Cohill sees broadband, as well as wireless technology, as both being essential components for any community’s economic future. Advanced telecommunications services, he says, are critical for attracting and retaining business in the new economy. In a big city or a small town, corporate executives in every category are seeking the usual qualities in a site—a good workforce, quality of life, redundant electric services, a strong education system, a friendly business climate, and not least of all, big broadband connectivity.

“Nationwide,” Cohill says, “millions of new jobs could open up in rural communities if the right kind of affordable [telecom] is available.”

Chillicothe, OH: Mid-sized Town Makes Large Strides in Wireless

The town of Chillicothe, Ohio is an example of a mid-sized suburban municipality makingbig strides with broadband and wireless technology.

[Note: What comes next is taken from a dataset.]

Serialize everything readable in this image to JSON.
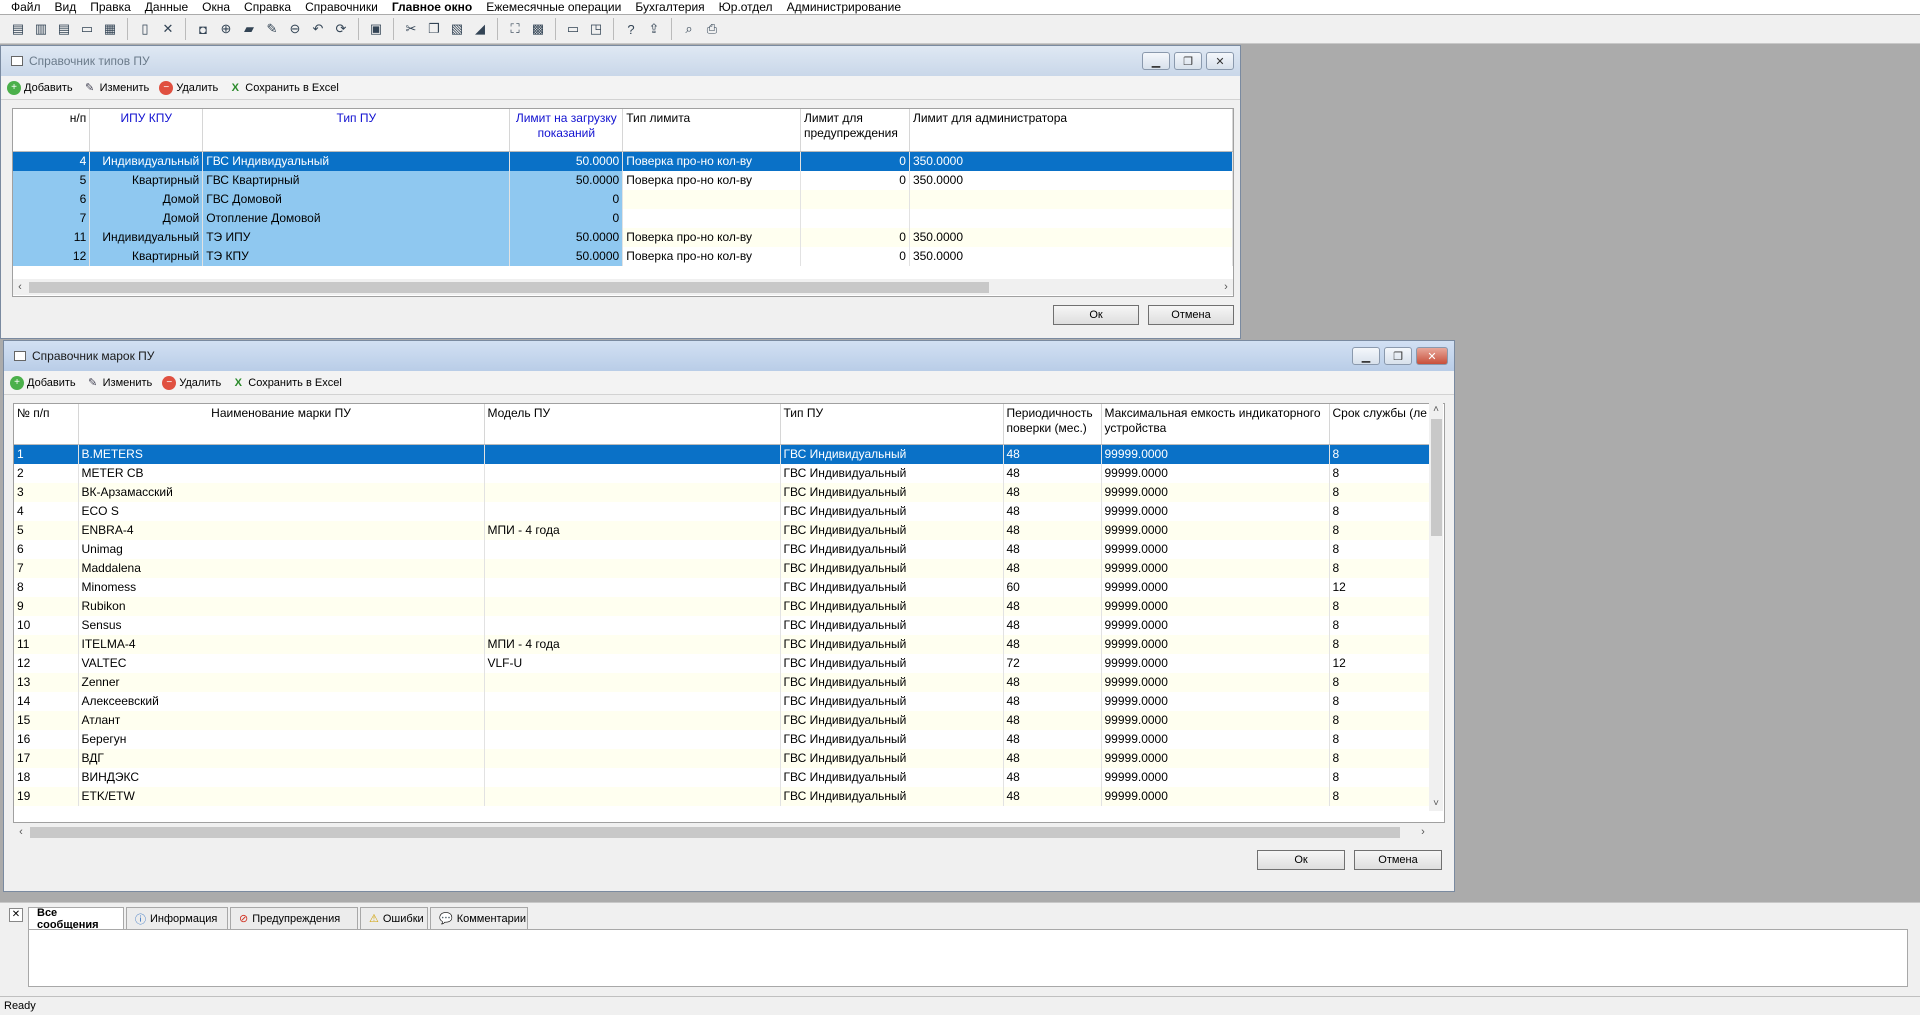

The seat of Ross County, in southern Ohio, has fiber optic cable within 3,500 feet of every building and wi-fi hotspots at many locations in and around the city. All major employers have access to broadband, and the wireless capabilities give businesses the ease and freedom of not being tied to the office.

“The abundance of fiber capabilities is great here and continues to grow. Businesses can design the network that fits their needs,” says Randy Davies, public relations manager with Horizon, which installed the wireless and broadband infrastructure as part of the cable TV/Internet service connections to residents and other customers. “It is not uncommon to work with potential new employers to design networks for their employees’ homes.”

Horizon currently is upgrading its software and testing higher speeds for connectivity, as well as continuing to install and expand its fiber optic network. The infrastructure has benefited companies headquartered in Chillicothe, such as Petland and Kitchen Collection. The 500-megawatt connections to schools, as well as telemedicine over fiber from the local hospital to major facilities 50 miles to the north in Columbus also make the community worth looking into for businesses seeking to start up or relocate, according to Davies.

“Increasingly, businesses [that are] dependent upon technology are looking for high bandwidth solutions. For healthcare systems to grow and prosper, the ability to exchange patient records with other healthcare facilities and to exchange high bandwidth radiology images [is important],” says Horizon CEO Bill McKell. “Businesses needing to back up data to a remote location need high speed connections to do so.”